Yep, this is what I found last weekend when I went out to start feeding the girls:
Are the bees still alive? from ron upshaw on Vimeo.
I waited a few days and looked inside. NO BEES. So I took the top feeder off and heard the sound all bee keepers dread - silence. Not one buzzzzzz.
Dead Bees from ron upshaw on Vimeo.
So I took the entire hive down to Trees N' Bees in Auburn to ask the experts what went wrong. Their opinion what that the hive tried to supersede, or make a new Queen. That means one of the following bad things happened:
1) The original Queen left the hive and a swarm followed her. That would mean at least half of the bees would be gone in a swarm leaving a very weak hive for the winter.
2) I accidentally killed the Queen when we took the honey last year. The Hive would then try to make a new Queen, but it might have turned cold by then - weak hive - cold - dead.
3) The Hive 'decided' to produce a new Queen because she was weak or not laying enough eggs. When that happens, usually they make a bunch of Queen cells.

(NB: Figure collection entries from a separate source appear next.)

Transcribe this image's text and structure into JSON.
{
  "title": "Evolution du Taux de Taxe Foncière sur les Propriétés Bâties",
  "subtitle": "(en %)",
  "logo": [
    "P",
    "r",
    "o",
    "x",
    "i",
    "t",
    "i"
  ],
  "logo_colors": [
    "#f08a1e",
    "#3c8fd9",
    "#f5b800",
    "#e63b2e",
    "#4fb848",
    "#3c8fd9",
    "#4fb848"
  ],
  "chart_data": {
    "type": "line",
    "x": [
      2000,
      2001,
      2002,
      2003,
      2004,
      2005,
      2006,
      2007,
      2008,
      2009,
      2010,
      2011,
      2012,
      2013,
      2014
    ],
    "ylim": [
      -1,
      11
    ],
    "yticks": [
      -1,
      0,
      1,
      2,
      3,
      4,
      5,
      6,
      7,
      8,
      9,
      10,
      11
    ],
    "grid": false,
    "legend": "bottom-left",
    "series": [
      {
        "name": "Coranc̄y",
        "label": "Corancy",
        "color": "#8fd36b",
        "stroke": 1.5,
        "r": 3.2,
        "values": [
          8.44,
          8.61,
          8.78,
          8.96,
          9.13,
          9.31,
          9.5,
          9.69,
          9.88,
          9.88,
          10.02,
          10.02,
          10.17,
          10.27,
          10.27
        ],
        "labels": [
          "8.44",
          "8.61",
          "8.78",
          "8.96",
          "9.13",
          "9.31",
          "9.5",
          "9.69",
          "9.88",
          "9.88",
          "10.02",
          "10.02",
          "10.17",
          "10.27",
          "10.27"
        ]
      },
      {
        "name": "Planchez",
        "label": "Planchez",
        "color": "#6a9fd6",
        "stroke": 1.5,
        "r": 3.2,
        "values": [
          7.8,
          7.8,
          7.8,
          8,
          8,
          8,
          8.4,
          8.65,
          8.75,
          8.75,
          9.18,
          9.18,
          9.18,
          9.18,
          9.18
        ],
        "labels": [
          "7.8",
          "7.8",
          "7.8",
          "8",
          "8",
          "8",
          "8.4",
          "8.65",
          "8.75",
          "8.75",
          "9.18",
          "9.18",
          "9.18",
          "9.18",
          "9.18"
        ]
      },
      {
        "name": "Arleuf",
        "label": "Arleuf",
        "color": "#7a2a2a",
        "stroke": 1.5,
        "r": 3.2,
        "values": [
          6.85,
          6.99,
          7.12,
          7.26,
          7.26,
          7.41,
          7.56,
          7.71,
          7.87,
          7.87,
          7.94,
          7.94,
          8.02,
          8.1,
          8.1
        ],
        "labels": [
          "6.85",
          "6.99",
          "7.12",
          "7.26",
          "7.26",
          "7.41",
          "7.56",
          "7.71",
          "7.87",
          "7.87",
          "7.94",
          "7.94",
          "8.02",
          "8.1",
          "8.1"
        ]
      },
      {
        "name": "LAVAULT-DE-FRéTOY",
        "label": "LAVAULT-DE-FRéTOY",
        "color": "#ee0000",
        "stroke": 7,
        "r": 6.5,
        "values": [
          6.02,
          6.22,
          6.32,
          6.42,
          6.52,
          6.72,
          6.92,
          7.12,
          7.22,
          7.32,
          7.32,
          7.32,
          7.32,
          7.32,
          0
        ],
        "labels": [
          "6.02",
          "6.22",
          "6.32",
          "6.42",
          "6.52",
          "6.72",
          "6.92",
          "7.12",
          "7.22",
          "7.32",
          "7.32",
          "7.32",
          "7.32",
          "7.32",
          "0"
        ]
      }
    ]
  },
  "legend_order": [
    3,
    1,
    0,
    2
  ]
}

When the new Queens hatch - they fight each other for the hive, so Queens then die or leave/swarm - weak hive - cold - dead.
But the silver lining is that there didn't seem to be any diseases in the hive, and I've contacted several other Pacific Northwest beekeepers and they have lost their hives this winter too. It was a very cold one for NW standards.
So this weekend I bought about $500 worth of new gear, ordered two new packages of bees, and set out to paint and repair everything... oh and I had some visitors:
Painting the bee hives from ron upshaw on Vimeo.
So now I need to get my apiary ready for a new hive by April, and we'll see if I do better this year.